Witam się z Wami po dłuższej przerwie:)
Tak patrzę, że ostatni post jest z 21 kwietnia...Więc czas odkurzyć bloga...
Nazbierało mi się tak dużo różnych zdjęć z tych ostatnich kilku tygodni, że postanowiłam podzielić je na kilka części i może teraz w najbliższe wolne dni posklejam z nich kilka postów:)
Częściej udaje mi się wrzucić coś na Instagrama (znajdziecie mnie tam TUTAJ), chociaż ostatnio i tam jestem mniej aktywna, bo po prostu życie w realu jest bardziej absorbujące pod każdym względem i szkoda mi czasu na siedzenie z nosem w komputerze czy komórce...Wracając z pracy po całym dniu, często albo jedziemy na działkę, albo jadę tam bezpośrednio z pracy, a jeśli nie, to sprawy domowe są wystarczającym wypełniaczem czasu.
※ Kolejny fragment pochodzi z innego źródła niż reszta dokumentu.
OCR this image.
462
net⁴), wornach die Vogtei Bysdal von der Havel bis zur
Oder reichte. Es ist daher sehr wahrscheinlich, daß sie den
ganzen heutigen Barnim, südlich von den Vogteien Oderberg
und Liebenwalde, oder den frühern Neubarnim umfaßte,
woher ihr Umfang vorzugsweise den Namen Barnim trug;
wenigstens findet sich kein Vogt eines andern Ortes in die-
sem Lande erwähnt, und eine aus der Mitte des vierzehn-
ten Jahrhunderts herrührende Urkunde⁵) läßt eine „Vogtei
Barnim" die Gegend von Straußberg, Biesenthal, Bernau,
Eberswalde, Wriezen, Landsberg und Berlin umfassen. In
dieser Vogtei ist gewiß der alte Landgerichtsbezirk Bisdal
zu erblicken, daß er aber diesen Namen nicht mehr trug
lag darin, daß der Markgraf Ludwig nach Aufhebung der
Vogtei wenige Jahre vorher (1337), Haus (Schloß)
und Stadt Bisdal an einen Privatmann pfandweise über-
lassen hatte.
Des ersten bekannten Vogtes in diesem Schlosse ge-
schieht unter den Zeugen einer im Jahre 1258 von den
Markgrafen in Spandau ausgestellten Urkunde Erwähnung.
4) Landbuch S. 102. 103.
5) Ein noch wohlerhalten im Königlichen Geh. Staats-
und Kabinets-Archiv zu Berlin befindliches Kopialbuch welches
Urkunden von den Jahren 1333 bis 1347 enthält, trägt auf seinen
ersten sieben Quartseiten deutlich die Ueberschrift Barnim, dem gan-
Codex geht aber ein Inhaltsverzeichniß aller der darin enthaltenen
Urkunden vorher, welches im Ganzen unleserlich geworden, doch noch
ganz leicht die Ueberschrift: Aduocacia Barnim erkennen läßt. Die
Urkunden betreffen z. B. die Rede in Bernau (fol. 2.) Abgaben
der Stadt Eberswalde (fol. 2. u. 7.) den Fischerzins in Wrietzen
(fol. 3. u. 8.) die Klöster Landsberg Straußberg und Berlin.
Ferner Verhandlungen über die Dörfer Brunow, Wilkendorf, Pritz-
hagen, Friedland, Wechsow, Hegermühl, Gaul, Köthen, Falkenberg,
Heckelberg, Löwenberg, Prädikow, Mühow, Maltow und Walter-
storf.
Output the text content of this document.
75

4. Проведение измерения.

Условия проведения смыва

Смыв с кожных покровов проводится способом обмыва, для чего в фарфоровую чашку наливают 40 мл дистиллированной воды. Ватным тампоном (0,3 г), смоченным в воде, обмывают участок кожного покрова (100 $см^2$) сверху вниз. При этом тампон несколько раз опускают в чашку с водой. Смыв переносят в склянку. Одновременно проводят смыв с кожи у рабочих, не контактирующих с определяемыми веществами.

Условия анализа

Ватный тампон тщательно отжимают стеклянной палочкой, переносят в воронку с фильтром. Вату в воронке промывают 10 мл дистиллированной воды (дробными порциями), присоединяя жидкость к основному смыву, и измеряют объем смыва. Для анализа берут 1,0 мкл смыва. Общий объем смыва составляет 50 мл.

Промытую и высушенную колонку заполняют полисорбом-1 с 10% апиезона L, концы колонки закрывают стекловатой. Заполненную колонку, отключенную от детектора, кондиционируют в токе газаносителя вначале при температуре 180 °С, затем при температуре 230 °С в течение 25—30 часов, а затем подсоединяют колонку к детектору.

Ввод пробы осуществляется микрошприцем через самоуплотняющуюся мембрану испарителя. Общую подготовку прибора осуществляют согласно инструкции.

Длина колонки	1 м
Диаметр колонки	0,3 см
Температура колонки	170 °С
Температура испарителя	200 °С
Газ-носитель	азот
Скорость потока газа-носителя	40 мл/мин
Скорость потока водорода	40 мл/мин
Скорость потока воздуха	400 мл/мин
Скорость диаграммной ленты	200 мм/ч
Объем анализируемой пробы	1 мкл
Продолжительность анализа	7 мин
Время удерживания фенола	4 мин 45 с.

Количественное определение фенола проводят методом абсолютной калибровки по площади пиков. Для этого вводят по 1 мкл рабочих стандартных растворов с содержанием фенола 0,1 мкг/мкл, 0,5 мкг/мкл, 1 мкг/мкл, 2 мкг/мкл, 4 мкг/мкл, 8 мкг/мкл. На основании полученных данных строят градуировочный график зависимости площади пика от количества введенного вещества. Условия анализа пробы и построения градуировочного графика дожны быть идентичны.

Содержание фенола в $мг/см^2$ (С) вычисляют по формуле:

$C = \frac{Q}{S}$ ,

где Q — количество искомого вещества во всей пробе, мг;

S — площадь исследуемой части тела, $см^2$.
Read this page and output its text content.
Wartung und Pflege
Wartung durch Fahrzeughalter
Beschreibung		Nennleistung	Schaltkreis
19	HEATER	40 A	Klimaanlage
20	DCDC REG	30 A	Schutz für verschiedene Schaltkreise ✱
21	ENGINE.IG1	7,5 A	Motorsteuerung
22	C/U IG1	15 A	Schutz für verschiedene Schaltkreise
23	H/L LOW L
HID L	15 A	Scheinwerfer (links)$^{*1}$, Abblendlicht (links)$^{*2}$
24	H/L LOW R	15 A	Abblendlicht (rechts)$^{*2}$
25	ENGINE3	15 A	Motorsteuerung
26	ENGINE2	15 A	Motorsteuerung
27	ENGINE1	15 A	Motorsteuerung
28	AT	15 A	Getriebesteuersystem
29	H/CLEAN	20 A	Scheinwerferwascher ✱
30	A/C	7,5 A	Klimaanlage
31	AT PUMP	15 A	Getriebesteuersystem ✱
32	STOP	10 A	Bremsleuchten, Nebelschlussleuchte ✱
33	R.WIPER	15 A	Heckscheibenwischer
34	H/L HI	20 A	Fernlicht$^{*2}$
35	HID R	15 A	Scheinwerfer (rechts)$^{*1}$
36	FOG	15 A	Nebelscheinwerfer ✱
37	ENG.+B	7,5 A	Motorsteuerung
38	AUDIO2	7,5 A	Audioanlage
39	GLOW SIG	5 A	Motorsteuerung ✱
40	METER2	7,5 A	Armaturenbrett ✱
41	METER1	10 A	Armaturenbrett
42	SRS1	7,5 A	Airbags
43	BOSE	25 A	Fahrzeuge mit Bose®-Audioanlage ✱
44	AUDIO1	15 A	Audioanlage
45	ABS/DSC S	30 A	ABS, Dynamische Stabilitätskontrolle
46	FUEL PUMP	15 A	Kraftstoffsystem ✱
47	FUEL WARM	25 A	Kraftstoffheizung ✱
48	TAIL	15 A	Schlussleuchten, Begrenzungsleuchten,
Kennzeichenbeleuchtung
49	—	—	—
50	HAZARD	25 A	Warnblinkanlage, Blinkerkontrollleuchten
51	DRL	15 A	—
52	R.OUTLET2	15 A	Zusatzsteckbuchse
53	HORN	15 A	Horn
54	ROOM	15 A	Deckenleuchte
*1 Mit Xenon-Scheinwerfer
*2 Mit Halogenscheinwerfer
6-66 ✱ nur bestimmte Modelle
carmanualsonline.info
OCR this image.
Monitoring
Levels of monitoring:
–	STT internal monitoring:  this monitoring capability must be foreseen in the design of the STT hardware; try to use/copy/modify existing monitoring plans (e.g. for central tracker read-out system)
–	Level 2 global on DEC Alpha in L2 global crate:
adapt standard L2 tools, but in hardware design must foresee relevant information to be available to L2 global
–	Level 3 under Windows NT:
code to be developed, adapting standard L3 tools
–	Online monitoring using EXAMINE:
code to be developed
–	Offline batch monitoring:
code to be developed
Maj mignął mi tak, jakby ktoś po prostu pstryknął... Na początku miesiąca byliśmy w Kołobrzegu przez ponad tydzień, udało mi się trochę odpocząć, objeździliśmy na rowerach okolice Kołobrzegu wzdłuż i wszerz i spotkaliśmy się w rodzinnym dalszym i bliższym gronie :)
Mama jest u siebie, radzi sobie dobrze, jak na poudarowca;) więc jeśli ktoś z Was jest w podobnej sytuacji na świeżo, że ma kogoś z bliskich po udarze, to mogę na pocieszenie powiedzieć, że rehabilitacja i czas to często najlepsze połączenie. Oczywiście każdy przypadek jest inny, ale ja na samym początku nie sadziłam w ogóle, że będzie to możliwe, żeby mama mogła jeszcze sama mieszkać. A jednak te kilka miesięcy rehabilitacji i powolnego, ale zawsze wracania do codziennych obowiązków, sprawiły, że jest teraz samodzielna. Powrót do własnego domu na pewno też dobrze wpłynął na proces rehabilitacji, a co będzie dalej, jak sobie to poukładamy, to czas pokaże.
****
To teraz zapraszam na migawki majowe, część 1;)
Na pierwszy ogień ciąg dalszy balkonu, który przez te kilka tygodni, od ostatniego posta zmienił się, niektóre rośliny przekwitły, inne dosadziłam, a niektóre się rozrosły. Pod koniec kwietnia obchodziliśmy też 19-te urodziny Weroniki, tort był serwowany na balkonie właśnie;)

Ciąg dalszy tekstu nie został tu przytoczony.